The ties between the senator and his protégé Law—who has said that “most of what I’ve learned about politics I learned from him”—go back almost a quarter century. Law spent almost a decade in the 1990s working in high posts for McConnell, including stints as his chief of staff at the National Republican Senatorial Committee when the senator was leading it. Law was deputy secretary in the Labor Department when Elaine Chao, McConnell’s wife, ran it during the George W. Bush administration. Last year the Washington Post reported in a profile of Law that he and McConnell seldom talk now, apparently to avoid possible conflicts of interest and coordination issues.
But the two men remain very close allies, according to several GOP operatives familiar with them. “I think McConnell and Law have a father-son relationship,” said one GOP operative.
“The fact that Steven would go on the board of the Kentucky PAC means that they’re being open about their coordination,” another consultant added, referring to the two super PACs.
Some campaign-finance lawyers caution that, given the historical ties that the super PACs have with the senator in the person of Law, they will have to be careful to avoid scrutiny by watchdog groups.
“Because of the relationships between American Crossroads and Kentuckians for Strong Leadership, each of the two super PACs should avoid coordinating with McConnell to reduce the risk of further inquiry,” said Ken Gross, a veteran campaign-finance lawyer with Skadden Arps.
Nonetheless, launching a new PAC with a Kentucky patina, rather than relying on the Crossroads groups—which lost a good bit of luster after raising more than $300 million but failing to take the White House or the Senate—could prove a smart move, say campaign-finance lawyers and GOP operatives.

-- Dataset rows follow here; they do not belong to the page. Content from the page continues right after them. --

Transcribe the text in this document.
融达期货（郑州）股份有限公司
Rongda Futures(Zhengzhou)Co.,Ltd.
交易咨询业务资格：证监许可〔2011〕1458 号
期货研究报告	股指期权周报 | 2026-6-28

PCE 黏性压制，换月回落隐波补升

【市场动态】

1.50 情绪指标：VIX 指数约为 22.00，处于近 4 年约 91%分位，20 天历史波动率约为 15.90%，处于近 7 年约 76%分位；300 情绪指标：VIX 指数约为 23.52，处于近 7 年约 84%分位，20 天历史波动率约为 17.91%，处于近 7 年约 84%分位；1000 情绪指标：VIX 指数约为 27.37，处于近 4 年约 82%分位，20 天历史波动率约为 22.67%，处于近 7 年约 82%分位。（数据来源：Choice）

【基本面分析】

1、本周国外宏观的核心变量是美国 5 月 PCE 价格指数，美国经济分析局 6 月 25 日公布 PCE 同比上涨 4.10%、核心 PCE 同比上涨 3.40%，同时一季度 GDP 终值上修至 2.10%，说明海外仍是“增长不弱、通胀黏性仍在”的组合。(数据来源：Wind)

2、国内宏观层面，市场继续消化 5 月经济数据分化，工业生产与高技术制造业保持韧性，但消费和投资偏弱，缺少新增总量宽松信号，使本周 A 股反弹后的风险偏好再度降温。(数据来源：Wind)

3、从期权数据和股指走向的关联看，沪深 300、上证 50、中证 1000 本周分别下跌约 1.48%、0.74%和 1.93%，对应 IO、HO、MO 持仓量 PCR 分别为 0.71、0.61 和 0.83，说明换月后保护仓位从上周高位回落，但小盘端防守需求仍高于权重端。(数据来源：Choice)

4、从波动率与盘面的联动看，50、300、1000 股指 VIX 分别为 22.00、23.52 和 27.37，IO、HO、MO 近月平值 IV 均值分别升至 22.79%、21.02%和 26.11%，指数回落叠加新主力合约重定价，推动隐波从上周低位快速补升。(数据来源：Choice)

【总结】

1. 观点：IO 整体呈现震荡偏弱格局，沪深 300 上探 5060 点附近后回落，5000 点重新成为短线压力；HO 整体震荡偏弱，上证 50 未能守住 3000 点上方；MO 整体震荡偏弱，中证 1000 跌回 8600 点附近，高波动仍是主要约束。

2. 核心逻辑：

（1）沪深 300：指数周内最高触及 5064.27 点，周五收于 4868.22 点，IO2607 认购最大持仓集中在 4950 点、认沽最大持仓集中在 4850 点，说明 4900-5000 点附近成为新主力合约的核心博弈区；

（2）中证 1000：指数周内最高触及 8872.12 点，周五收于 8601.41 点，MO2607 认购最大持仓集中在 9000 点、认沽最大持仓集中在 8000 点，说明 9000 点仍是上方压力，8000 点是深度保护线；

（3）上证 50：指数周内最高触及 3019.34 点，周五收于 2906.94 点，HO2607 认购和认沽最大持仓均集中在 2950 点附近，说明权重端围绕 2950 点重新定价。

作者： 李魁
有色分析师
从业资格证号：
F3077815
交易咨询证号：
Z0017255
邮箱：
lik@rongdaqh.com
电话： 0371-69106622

“I can’t think of a legal advantage to creating a new super PAC, but I can think of a political one,” said Trevor Potter, a former chairman of the Federal Election Commission and now a partner at Caplin & Drysdale. “Given the controversies after the 2012 elections about the lack of success of American Crossroads and reports of donor dissatisfaction, it makes sense for some of the same key players to regroup and operate under a different banner for 2014.”
Some GOP operatives concur. “I think when Washington comes in and says that a particular candidate is a good guy—that no longer works. Crossroads is the epicenter of Washington and represents everything about the city that the average voter hates,” said one operative with good ties to McConnell. "With all super PACs it needs to be unambiguous that the candidate is pleased with its activities and funding, and this one seems to have the blessing of McConnell.”
That formula looks like what McConnell and Law are banking on to help the senator win another term.